A Noble Groom (Michigan Brides #2)(54)



Because the truth was, she wanted Carl to stay. Ja, she had to admit it to herself—she wanted things to go on the way they were. With Carl there.

She didn’t want her groom to come because that would mean Carl would leave.

Now that she’d gotten a taste of what life with a kind man was like, could she really marry a stranger, someone who might not respect her, someone who might be like Hans or Idette’s husband, Leonard?

Carl paused in his work, smiled down at Gretchen, and spoke in English.

She repeated his words with a return smile of her own—a smile filled with girlish adoration. And love?

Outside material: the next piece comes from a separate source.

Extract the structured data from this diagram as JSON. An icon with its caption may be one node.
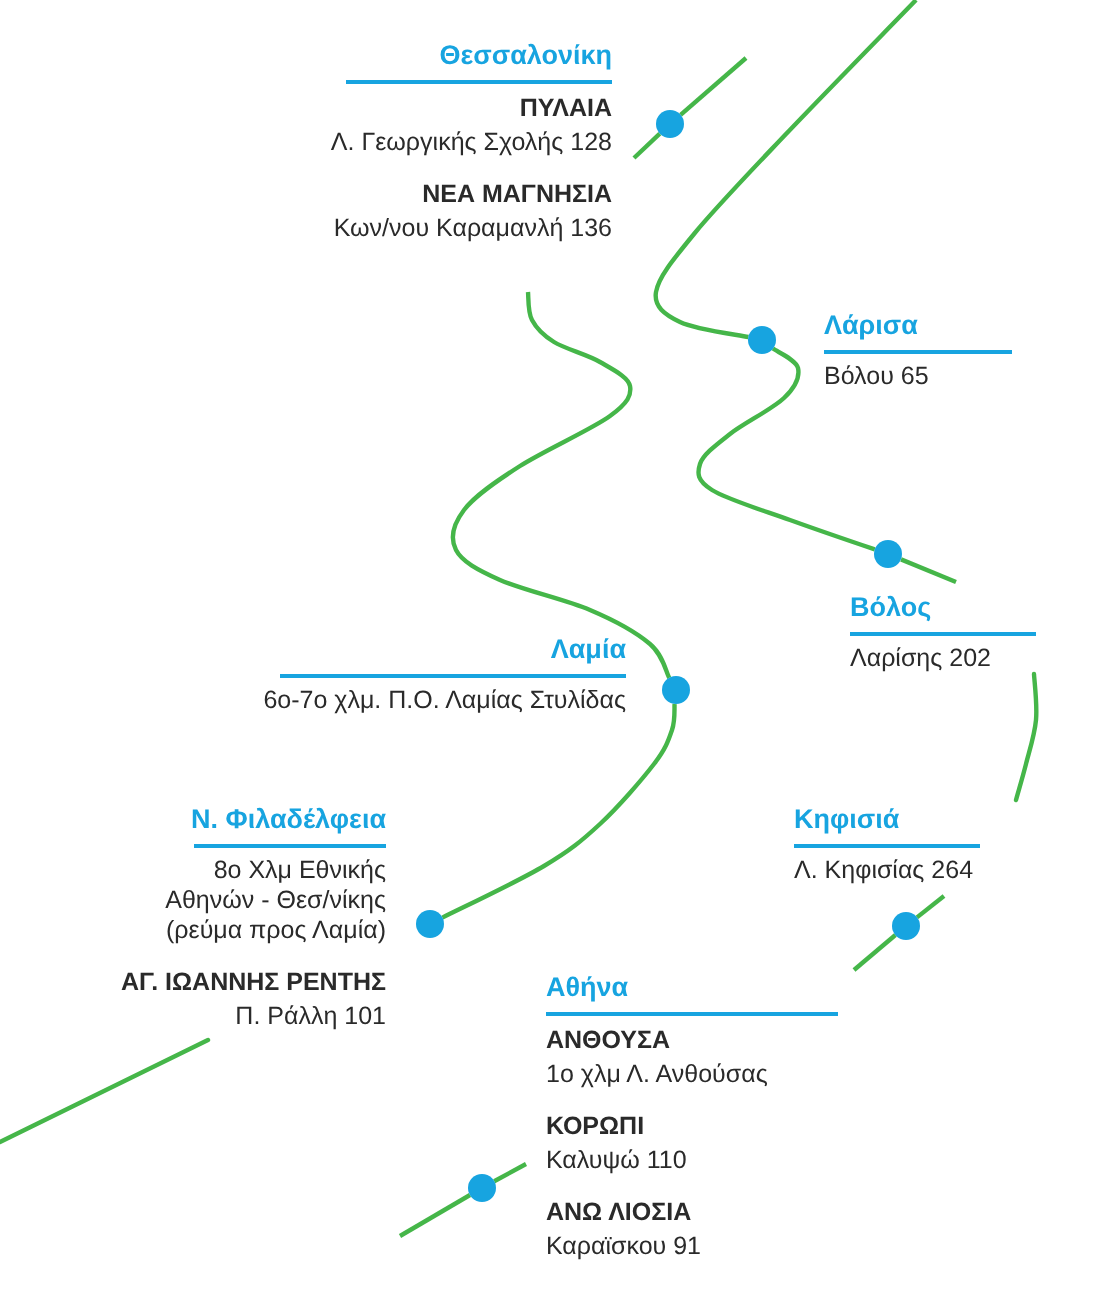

Was Gretchen starting to love this man?

“God help us,” Annalisa whispered. By prolonging Carl’s time with them and allowing Gretchen to come to love him, was she only making his leaving more difficult for her daughter?

Gretchen had already lost her papa. Even though Hans had barely spoken a word to Gretchen, she’d still loved him. She didn’t need to lose another man she’d grown to care about. The loss would devastate the girl.

Annalisa turned back into the shadows of the cabin, the agony of the situation churning her stomach like strong vinegar.

The bubbling of the boiling dandelions called to her.

But she hesitated. What if she could change Carl’s mind about staying? What if she could make him want to marry her?

Even as the questions flitted through her mind, she tossed them aside. She was bound to Dirk, to her cousin. Vater had given the man his word. And she couldn’t disobey Vater’s wishes and cause trouble among her family. He’d done what he thought was best for her. He was only trying to help her.

Her head told her the best thing for both her and Gretchen was for Carl to leave soon, before it became even harder to let him go. But everything else within her urged her to hang on to him, to do whatever she could to prevent him from walking out of their lives.





Chapter

11





The sun burned the back of Annalisa’s neck as she knelt around the new hill of soil Carl had hoed. Sweat trickled between her shoulder blades, making her dress stick to her skin. And her lower back cramped with the weight of bending over for so long.

The work of planting the corn was more difficult this year than in the past. With the growing heaviness of the baby, she had a harder time getting up and down to move from one hill to the next. Even though she’d trained Gretchen to drop six of the dried corn kernels in each of the holes Carl had dug, Annalisa still had to shuffle along behind the girl and cover the seeds with the right depth of soil.

Annalisa brushed her fingers across the coarse, dry soil, covering the kernels before giving the ground a firm pat. Then she sat back and wiped her sleeve across her damp forehead.

Carl stopped and rubbed his fingers over his eyes. He swayed slightly but caught the hoe and leaned against it.

Annalisa glanced to the jug of water at the edge of the field. They’d been out in the sun all morning and it was past time for a water break.



It was also past time for more rain. So far, the other crops had been slow in growing due to the dryness of the past couple of weeks. But now that the chance of a frost was mostly behind them, they could plant the corn and the rest of the garden vegetables.

She had no doubt the rains would come. They usually did, flooding the river and turning the land into a lush, dense wilderness in spite of the lumbering that had taken the white pine years earlier.

Carl straightened and tipped his hat lower as if to keep the bright rays off his face.

Gretchen chattered behind him. For some reason, he’d been quiet today, his usual banter and smiles gone.

Annalisa had just assumed he was focused on the planting and too busy to pay attention to Gretchen.

But as he took a step forward and swayed again, this time like a man drunk on beer, Annalisa’s stomach lurched. Something was wrong.

“Carl, are you all right?” she called, struggling to stand to her feet.

He swiveled toward her and clutched the hoe as if it was the only thing keeping him from dropping to the ground.

“I think it would be good for you to rest now.”

“I’ll be fine in a minute.” His eyes were glassy, almost unseeing.

He rubbed his fingers into his eyes again and started around a stump to the place where he would form the next hill. Yet he only made it two steps before he crumpled to the ground.

A scream slipped from her lips, and she lunged forward, tripping over the clods of dirt. She scrambled next to him, her blood running as fast as a flooded river.

“I want you to take Gretchen and go away from here.” His breath came in labored gasps, and he pressed a hand to his forehead.

“Nein—”

“I’m sick.”

“Then you need help.”

“It’s typhoid fever.”

Fear gripped her—fear for him, for her, for Gretchen, and even for her unborn baby. They were all at risk now. And there was no way he could return to Herr Mueller’s where he’d been staying. Even if she could get him there, they wouldn’t take him in. Not when he was infected.

For better or worse, proper or not, he’d have to stay with her.

She reached for his arm. “You should be in bed.”

He lifted his head and scowled. His eyes were dark with an anger she’d never seen in him before. “Leave me. Now.”